Hi Manuele. Please, tell all4shooters.com friends something about you...
I live in Arceto, a small village near Reggio Emilia, in Italy. I am a mechanical designer and I currently work at Kohler, a US company that produces diesel engines exported all over the world. In addition to knives I have another passion: martial arts. I have been studying various styles such as Aikido, Filipino Kali, Jeet Kune Do, Silat and Brazilian Ju-jitsu since I was a teenager and this brought me closer to the world of swords and ancient katanas, to which I have dedicated as much passion.
When and how did you start making knives?
I've been making knives since 2010, when a friend gave me a piece of a truck leaf spring forged by him and said: "Try making a knife from this, if you can!” Since then, I have discovered a world of materials, geometries and construction techniques that have taken me to where I am today.
How would you define the style of your knives?
Maybe it is trivial to describe it as "unique", but I think that's the truth... Comparing myself to other knife makers from all over the world I can say that my blades stand out for their uniqueness, a combination of materials and design. At the moment I'm trying to fill the gap between "tactical" and collector's knives, a gap few people still deal with today.
What materials do you prefer for blades and handles? Which do you prefer to work with?
As for the blades, Damascus steels are absolutely my favorite, but for reasons of cost and market – for lack of a better term –, Damascus steels are currently very expensive. So I'm using many super steels such as ATS 34, RWL34 and Elmax. In the past I used a lot of k720 and 1095 and even with these I had a great time. For handles I use a lot of synthetic materials, titanium and zirconium, even if I love stabilized burl woods.
What equipment do you have in your workshop?
At the moment, in addition to numerous files and sanding papers – which can never miss – I have a belt sander with several wheels of 250-150-100 mm diameter, a manual benchtop milling machine – which allows me to carry out much of the work to make the locking systems – , a bench lathe and a furnace for hardening stainless steel. I also have a titanium anodizer and a small press for making Kydex sheaths.
What do you think is the best quality of your knives?
Usually I prefer "usable" steels precisely because I'd like my knives to go many miles in my customers' pockets (within the law, of course). That's why from 2014 I coat the blades with DLC, which allows to protect even carbon steels from oxidation. To this I try to add an attractive design and a mix of materials hard to find on the market, so that I can “tailor made” the knife according to the customer's requests.
And what's the most challenging part to manufacture?
There are many complex processes in the creation of a folder. As for me, the most complex part is definitely the symmetry of the knife.
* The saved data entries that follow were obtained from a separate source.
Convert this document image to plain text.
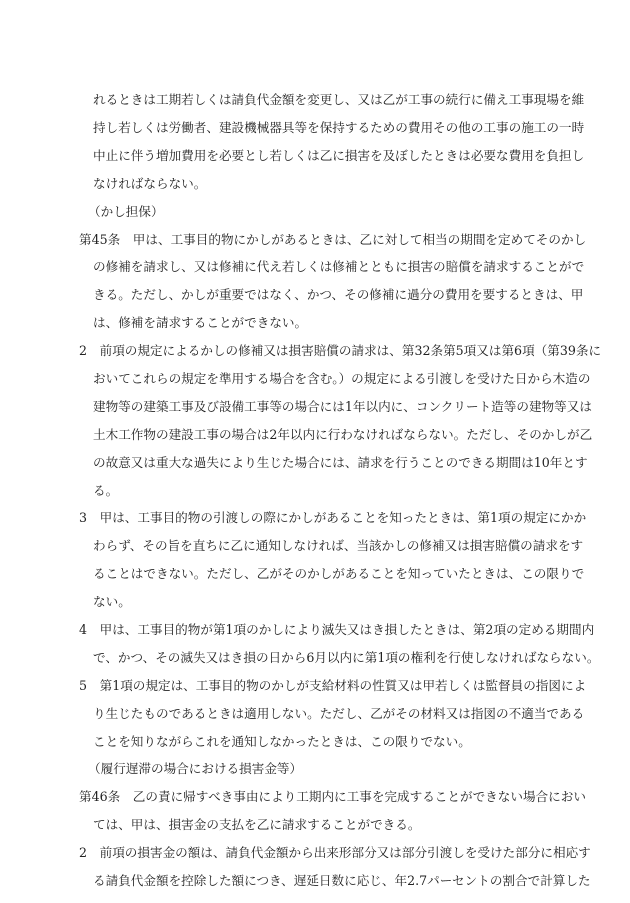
れるときは工期若しくは請負代金額を変更し、又は乙が工事の続行に備え工事現場を維
持し若しくは労働者、建設機械器具等を保持するための費用その他の工事の施工の一時
中止に伴う増加費用を必要とし若しくは乙に損害を及ぼしたときは必要な費用を負担し
なければならない。
（かし担保）
第45条　甲は、工事目的物にかしがあるときは、乙に対して相当の期間を定めてそのかし
の修補を請求し、又は修補に代え若しくは修補とともに損害の賠償を請求することがで
きる。ただし、かしが重要ではなく、かつ、その修補に過分の費用を要するときは、甲
は、修補を請求することができない。
2　前項の規定によるかしの修補又は損害賠償の請求は、第32条第5項又は第6項（第39条に
おいてこれらの規定を準用する場合を含む。）の規定による引渡しを受けた日から木造の
建物等の建築工事及び設備工事等の場合には1年以内に、コンクリート造等の建物等又は
土木工作物の建設工事の場合は2年以内に行わなければならない。ただし、そのかしが乙
の故意又は重大な過失により生じた場合には、請求を行うことのできる期間は10年とす
る。
3　甲は、工事目的物の引渡しの際にかしがあることを知ったときは、第1項の規定にかか
わらず、その旨を直ちに乙に通知しなければ、当該かしの修補又は損害賠償の請求をす
ることはできない。ただし、乙がそのかしがあることを知っていたときは、この限りで
ない。
4　甲は、工事目的物が第1項のかしにより滅失又はき損したときは、第2項の定める期間内
で、かつ、その滅失又はき損の日から6月以内に第1項の権利を行使しなければならない。
5　第1項の規定は、工事目的物のかしが支給材料の性質又は甲若しくは監督員の指図によ
り生じたものであるときは適用しない。ただし、乙がその材料又は指図の不適当である
ことを知りながらこれを通知しなかったときは、この限りでない。
（履行遅滞の場合における損害金等）
第46条　乙の責に帰すべき事由により工期内に工事を完成することができない場合におい
ては、甲は、損害金の支払を乙に請求することができる。
2　前項の損害金の額は、請負代金額から出来形部分又は部分引渡しを受けた部分に相応す
る請負代金額を控除した額につき、遅延日数に応じ、年2.7パーセントの割合で計算した
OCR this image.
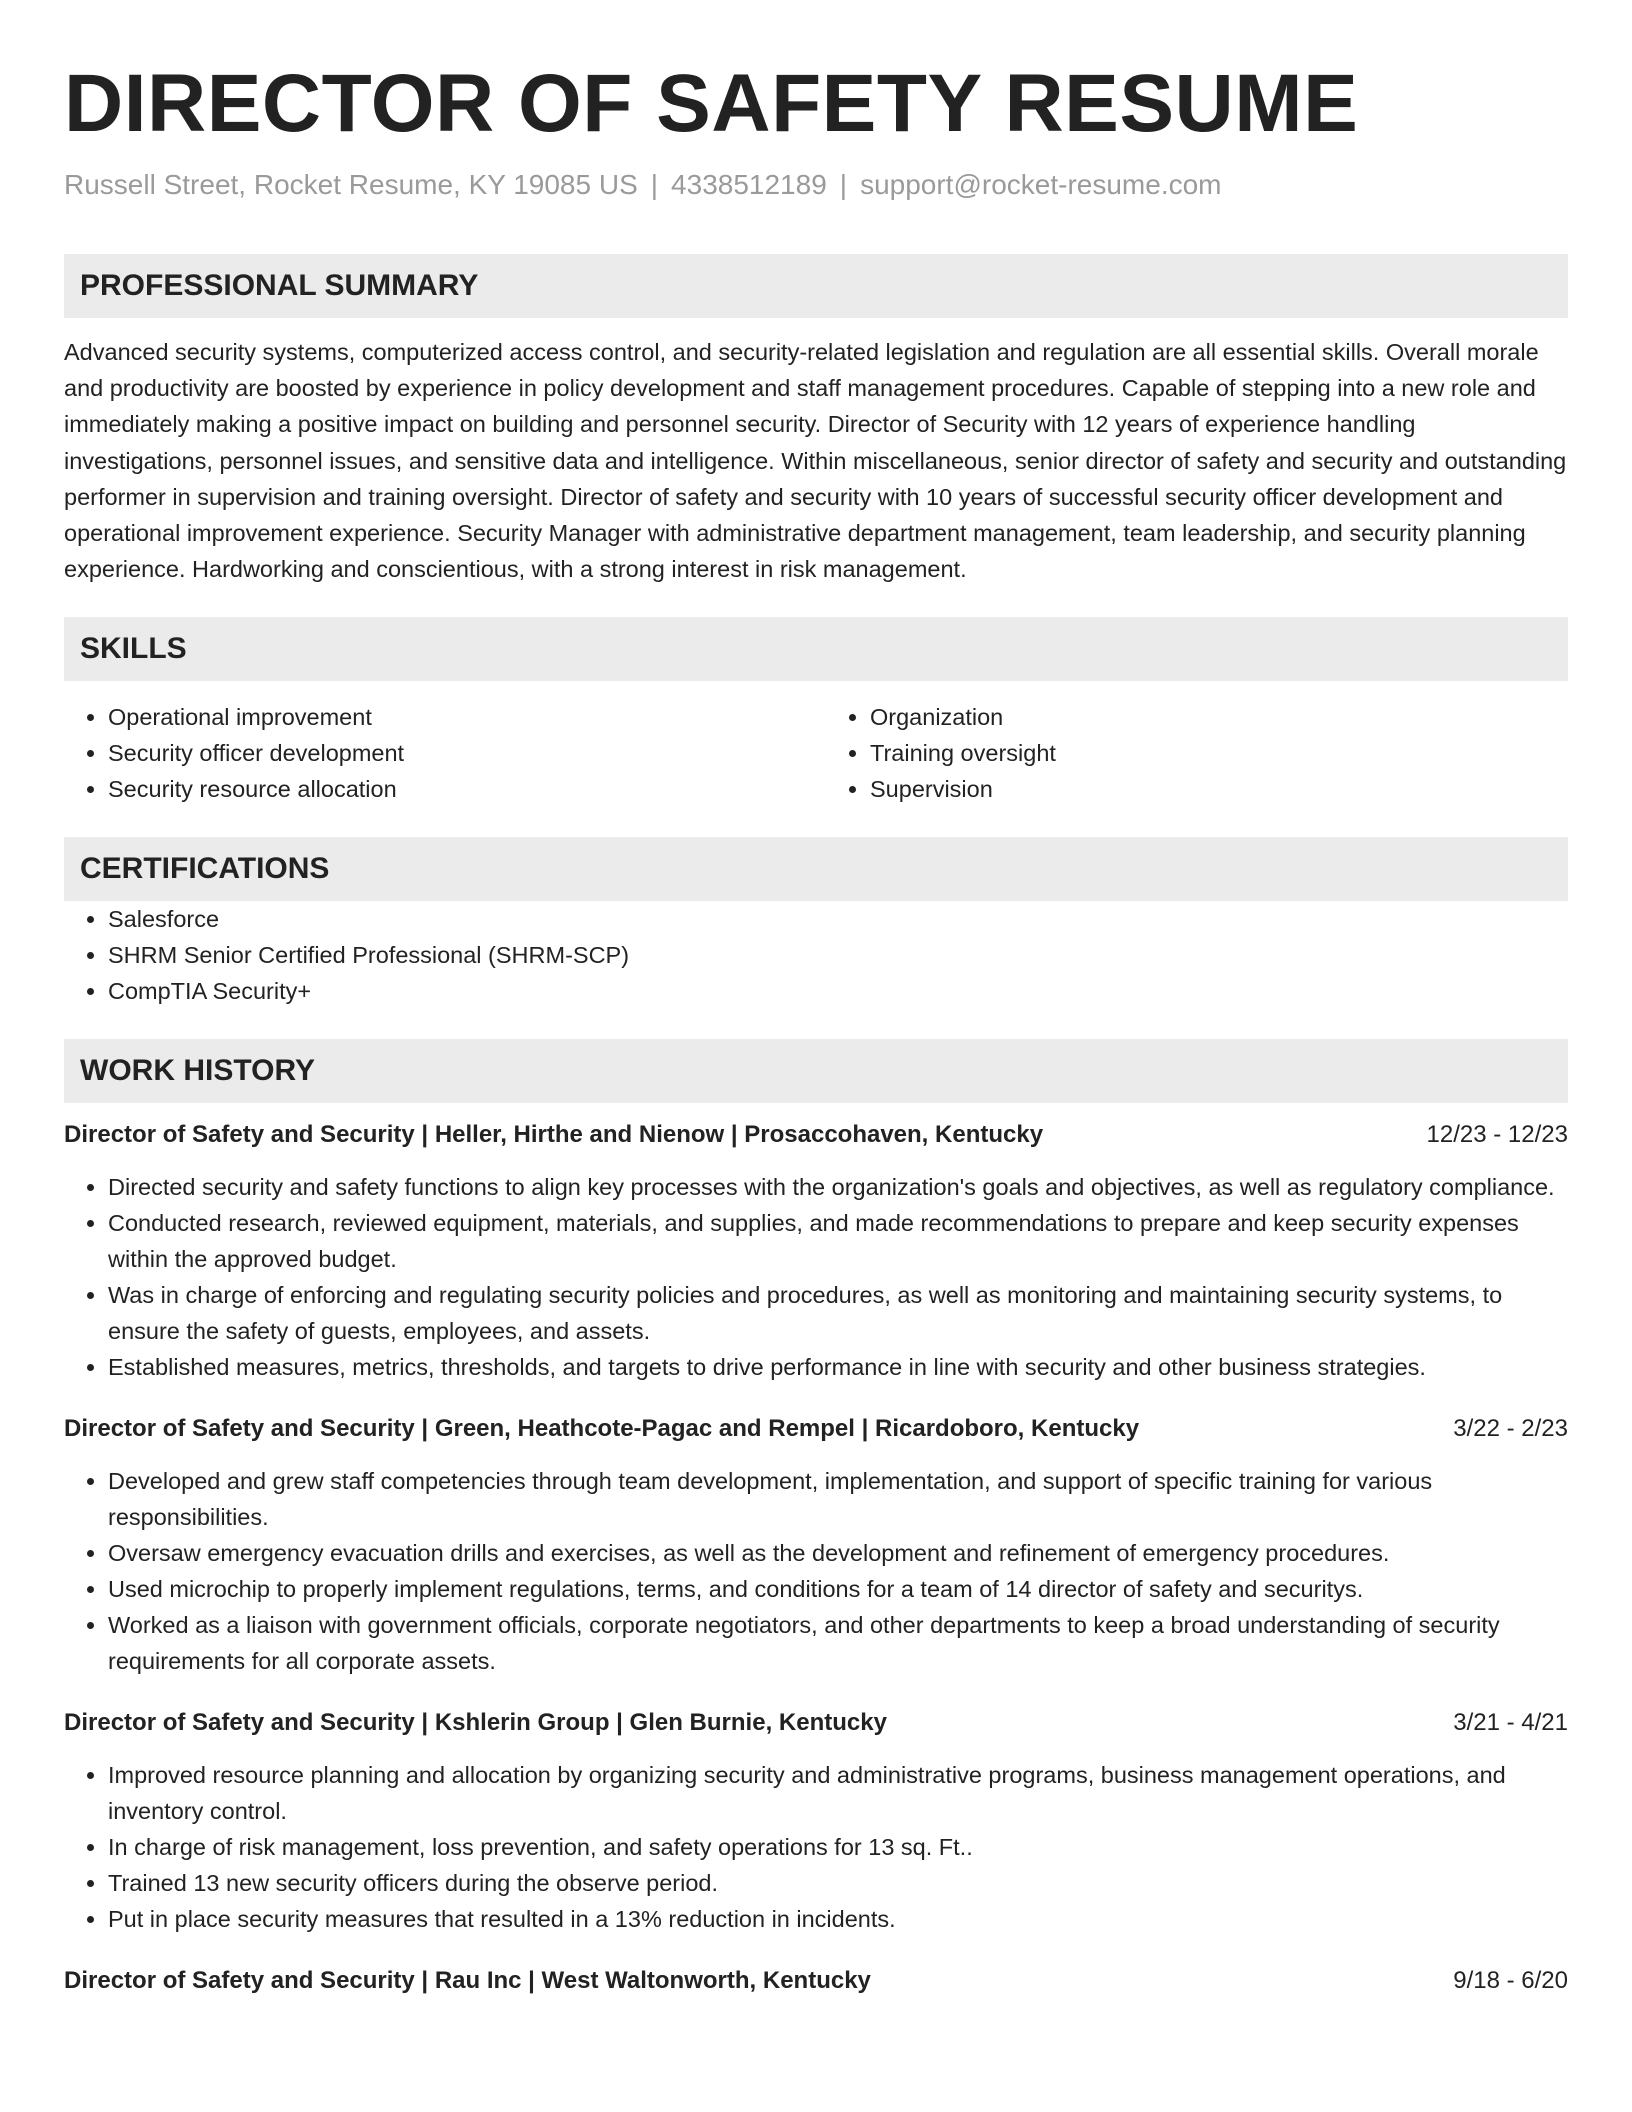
DIRECTOR OF SAFETY RESUME
Russell Street, Rocket Resume, KY 19085 US | 4338512189 | support@rocket-resume.com
PROFESSIONAL SUMMARY

Advanced security systems, computerized access control, and security-related legislation and regulation are all essential skills. Overall morale and productivity are boosted by experience in policy development and staff management procedures. Capable of stepping into a new role and immediately making a positive impact on building and personnel security. Director of Security with 12 years of experience handling investigations, personnel issues, and sensitive data and intelligence. Within miscellaneous, senior director of safety and security and outstanding performer in supervision and training oversight. Director of safety and security with 10 years of successful security officer development and operational improvement experience. Security Manager with administrative department management, team leadership, and security planning experience. Hardworking and conscientious, with a strong interest in risk management.

SKILLS
• Operational improvement
• Security officer development
• Security resource allocation
• Organization
• Training oversight
• Supervision
CERTIFICATIONS
• Salesforce
• SHRM Senior Certified Professional (SHRM-SCP)
• CompTIA Security+
WORK HISTORY
Director of Safety and Security | Heller, Hirthe and Nienow | Prosaccohaven, Kentucky	12/23 - 12/23
• Directed security and safety functions to align key processes with the organization's goals and objectives, as well as regulatory compliance.
• Conducted research, reviewed equipment, materials, and supplies, and made recommendations to prepare and keep security expenses within the approved budget.
• Was in charge of enforcing and regulating security policies and procedures, as well as monitoring and maintaining security systems, to ensure the safety of guests, employees, and assets.
• Established measures, metrics, thresholds, and targets to drive performance in line with security and other business strategies.
Director of Safety and Security | Green, Heathcote-Pagac and Rempel | Ricardoboro, Kentucky	3/22 - 2/23
• Developed and grew staff competencies through team development, implementation, and support of specific training for various responsibilities.
• Oversaw emergency evacuation drills and exercises, as well as the development and refinement of emergency procedures.
• Used microchip to properly implement regulations, terms, and conditions for a team of 14 director of safety and securitys.
• Worked as a liaison with government officials, corporate negotiators, and other departments to keep a broad understanding of security requirements for all corporate assets.
Director of Safety and Security | Kshlerin Group | Glen Burnie, Kentucky	3/21 - 4/21
• Improved resource planning and allocation by organizing security and administrative programs, business management operations, and inventory control.
• In charge of risk management, loss prevention, and safety operations for 13 sq. Ft..
• Trained 13 new security officers during the observe period.
• Put in place security measures that resulted in a 13% reduction in incidents.
Director of Safety and Security | Rau Inc | West Waltonworth, Kentucky	9/18 - 6/20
Since I make everything completely by hand without any templates, I rely exclusively on my eyes trying to improve every day.
Unlike many other knife makers, you offer your blades in tactical cases: tell us more about this idea.
The need to have a more modern case to store your knife was born from a personal need. I wanted a handy case into which I could carry a knife, a fire starter and other tools without having them moving freely inside my backpack. So I bought the first cases online. Then, seeing that this solution could "complete" the product, I went one step further looking for more professional, watertight and possibly “made in Italy” cases. Finally, I'm having the foam inside the case cut to the exact shape of the knife, so that it can be stored at best during transport.
Which fairs and exhibitions do you participate in?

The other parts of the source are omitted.